Дарья Дугина неоднократно критиковала полк «Азов» (впрочем, довольно размыто и, насколько можно понять, не призывала к уничтожению пленных).
(2) Полк «Азов»
«Азов» был сформирован как добровольческий батальон во время конфликта в Донбассе в 2014 году. Впоследствии его переформатировали в полк и он вошел в состав регулярной украинской армии. Полк «Азов» внесен в список организаций, признанных в России террористическими, его деятельность в РФ запрещена.(3) Кого имеет в виду Пономарев?
По его словам, российских «системных» либералов.
(4) Пономарев действительно придумал «Сколково»?

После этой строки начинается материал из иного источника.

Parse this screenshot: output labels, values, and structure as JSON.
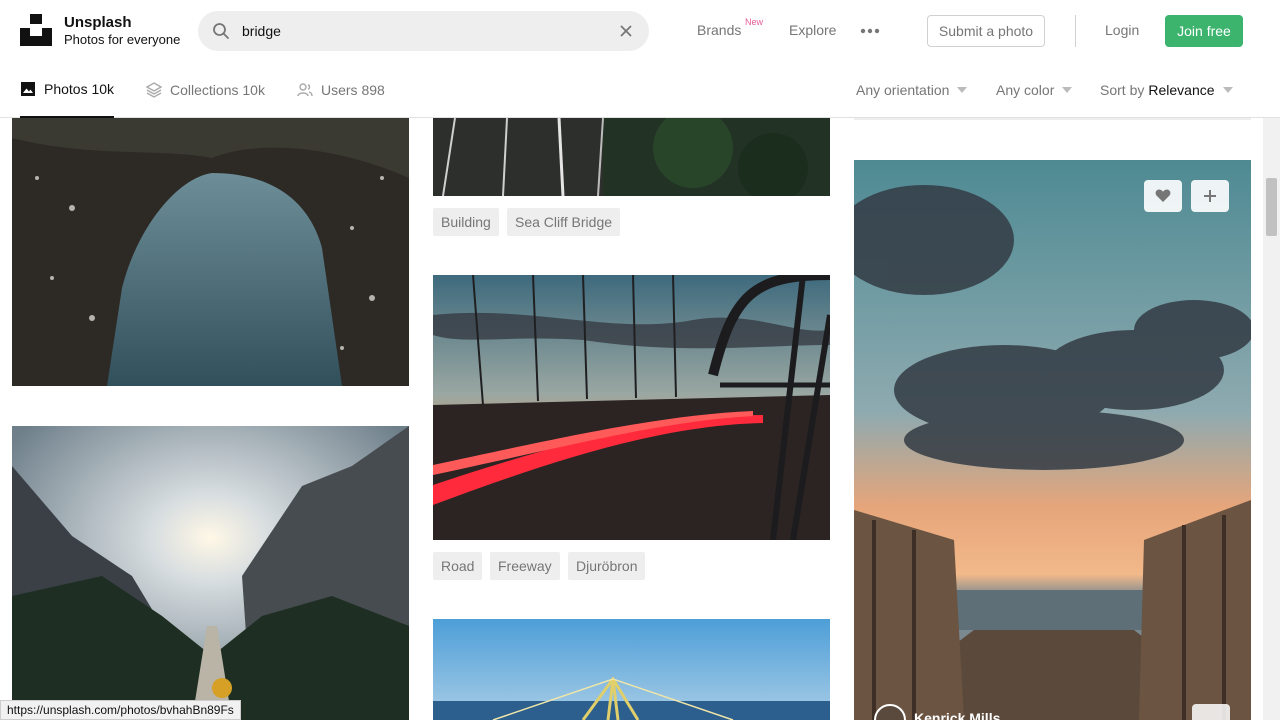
{
  "header": {
    "brand_name": "Unsplash",
    "brand_tagline": "Photos for everyone",
    "search_value": "bridge",
    "nav": {
      "brands": "Brands",
      "new_badge": "New",
      "explore": "Explore"
    },
    "submit_photo": "Submit a photo",
    "login": "Login",
    "join": "Join free",
    "accent": "#3cb46e"
  },
  "tabs": [
    {
      "label": "Photos",
      "count": "10k",
      "icon": "image-icon"
    },
    {
      "label": "Collections",
      "count": "10k",
      "icon": "collections-icon"
    },
    {
      "label": "Users",
      "count": "898",
      "icon": "users-icon"
    }
  ],
  "filters": {
    "orientation": "Any orientation",
    "color": "Any color",
    "sort_prefix": "Sort by",
    "sort_value": "Relevance"
  },
  "columns": {
    "middle": {
      "tags_1": [
        "Building",
        "Sea Cliff Bridge"
      ],
      "tags_2": [
        "Road",
        "Freeway",
        "Djuröbron"
      ]
    },
    "right": {
      "author": "Kenrick Mills"
    }
  },
  "status_url": "https://unsplash.com/photos/bvhahBn89Fs"
}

Нет информации, которая на это бы указывала. Идея о подобном центре была высказана в обращении писателя Максима Калашникова к Дмитрию Медведеву в 2009 году. А руководителем рабочей группы, занимавшейся его созданием, был назначен первый заместитель руководителя администрации президента Владислав Сурков.
(5) Михаил Абызов
Российский бизнесмен, которого Дмитрий Медведев в 2011 году назначил координатором общественного комитета своих сторонников, а в 2012 году — министром по координации деятельности Открытого правительства (занимал эту должность до 2018 года). В марте 2019 года арестован судом в России по обвинению в хищении и выводе за рубеж 4 миллиардов рублей.
(6) Аркадий Дворкович
Российский экономист, с 2008 года — советник Дмитрия Медведева, с 2012 по 2018 год — заместитель председателя правительства РФ. В 2011 году негативно высказался о решении Владимира Путина пойти на третий срок, а в марте 2022 года раскритиковал вторжение России в Украину.
(7) Наталья Тимакова
Пресс-секретарь Дмитрия Медведева в бытность его как премьер-министром, так и президентом России.
(8) «Закон Димы Яковлева»
Принятый Госдумой в декабре 2012 года закон, содержащий запрет гражданам США усыновлять российских детей-сирот. Дима Яковлев — усыновленный российский сирота, погибший в 2008 году в США из-за халатности приемных родителей в нагревшейся на солнце машине.
(9) Это правда?
«Медузе» не удалось подтвердить информацию о планах создания саморегулируемой организации под управлением Антона Носика, а Google, «Яндекс» и другие представители отрасли, по крайней мере, ко второму чтению однозначно выступили против этого законопроекта.
(10) О чем идет речь?
Есть мнение, что поставки систем глубокого анализа интернет-трафика DPI (Deep Packet Inspection), которые предусматривал закон об интернете, за который голосовал Пономарев, должны были осуществляться у компании «Инфра-инжиниринг»; а отец Пономарева был членом совета директоров этой компании.